Friday, October 28, 2005

Invisible hand, no 23

The Washington Post runs an article, “Broken Pledges in Hong Kong” by Kin-ming Liu, October 28, 2005, which contains the following:

“Actually, Hong Kong was, in a way ruled under a "one country, two systems" formula by the British, too. British governments followed socialist policies at home for decades after World War II, but in Hong Kong they gave free rein to Adam Smith's invisible hand; Hong Kong has often been called the world's freest economy. But the post-1997 government, despite paying lip service to free-market principles, has undermined this cornerstone of Hong Kong's past success.”

“Adam Smith's invisible hand”? Surely not. They stepped back from interfering in commercial markets, may be, but how did Shakespeare’s invisible hand (Macbeth, 3:2) get into the act? How do you summon an invisible hand and what does it do that isn’t already done by markets?

Smith’s use of the metaphor once in “Wealth of Nations” and once in “Moral Sentiments had little to do with how markets work.
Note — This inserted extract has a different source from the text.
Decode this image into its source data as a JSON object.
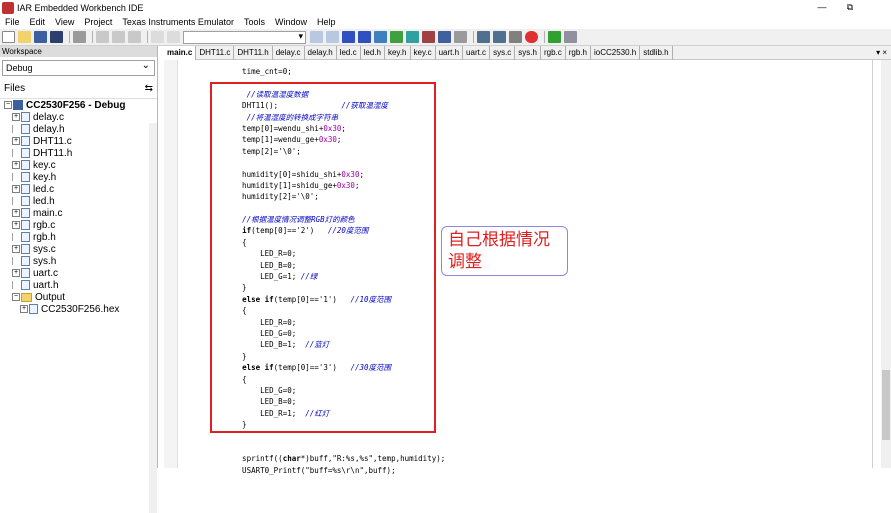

Smith certainly did not include an invisible hand working in the markets he analysed. His use of Shakespeare’s metaphor (“thy bloody and invisible hand”) was about the unintended outcome of human motivations. In the case of “Moral Sentiments” it was about the Feudal Lords making a similar distribution of the products of agriculture to their retainers and serfs as would be distributed if all the land was shared equally, and in the case of “Wealth of Nations” it was about the private motivations of traders preferring to keep close to their capital stock by placing it locally and not abroad. Neither is to do with how free markets work.

Smith and the invisible hand are locked together in the minds of many commentators who call on his name to illustrate their articles and speech. It has become the icon of smithian references; readers and listeners nod sagely in recognition of Smith’s name. Fine, but don’t let us accept that markets, well understood by Smith and many others of his contemporaries and certainly by all modern economists, have any ‘miraculous’ features, or invisible hands or Gods, in them.
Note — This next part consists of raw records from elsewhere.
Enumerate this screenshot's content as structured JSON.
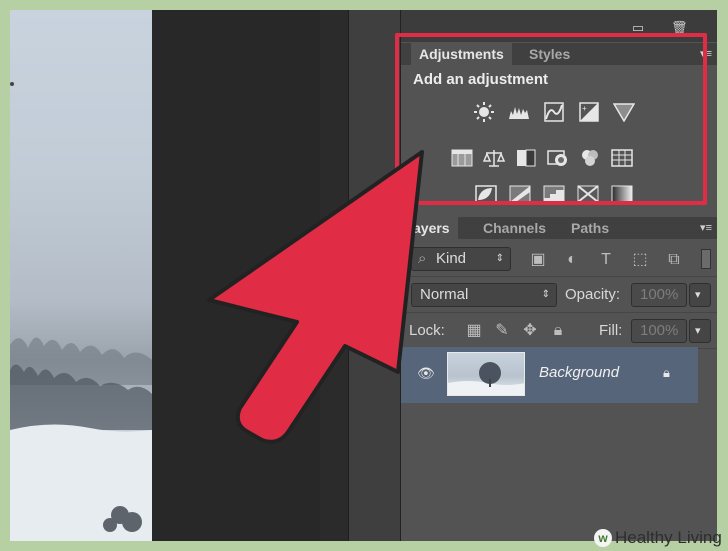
{
  "adjustments_panel": {
    "tabs": [
      {
        "label": "Adjustments",
        "active": true
      },
      {
        "label": "Styles",
        "active": false
      }
    ],
    "title": "Add an adjustment",
    "icon_rows": [
      [
        "brightness-contrast-icon",
        "levels-icon",
        "curves-icon",
        "exposure-icon",
        "vibrance-icon"
      ],
      [
        "hue-saturation-icon",
        "color-balance-icon",
        "black-white-icon",
        "photo-filter-icon",
        "channel-mixer-icon",
        "color-lookup-icon"
      ],
      [
        "invert-icon",
        "posterize-icon",
        "threshold-icon",
        "selective-color-icon",
        "gradient-map-icon"
      ]
    ]
  },
  "layers_panel": {
    "tabs": [
      {
        "label": "ayers",
        "active": true
      },
      {
        "label": "Channels",
        "active": false
      },
      {
        "label": "Paths",
        "active": false
      }
    ],
    "filter_kind": "Kind",
    "blend_mode": "Normal",
    "opacity_label": "Opacity:",
    "opacity_value": "100%",
    "lock_label": "Lock:",
    "fill_label": "Fill:",
    "fill_value": "100%",
    "layer_name": "Background"
  },
  "watermark": {
    "text": "Healthy Living",
    "badge": "w"
  },
  "colors": {
    "highlight_box": "#e02d45",
    "arrow_fill": "#e02d45",
    "panel_bg": "#535353",
    "border": "#b6d0a4"
  }
}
That is a form of paganism, which, after all, was the context of the first of the three times he referred to an invisible hand in his essay on astronomy, published posthumously in 1795. In that essay he referred to the ‘invisible hand of Jupiter’ – the Roman god, not the planet – in that part of his discourse where he discusses ‘pagan superstition’ and the belief that human lives were ruled and ruined by invisible gods that nobody has seen, or can ever see.


On Kin-ming Liu’s ‘one country, two systems’ allusion to Britain’s relations with its former colony, Hong Kong, I found that suggestion most interesting and worth reading.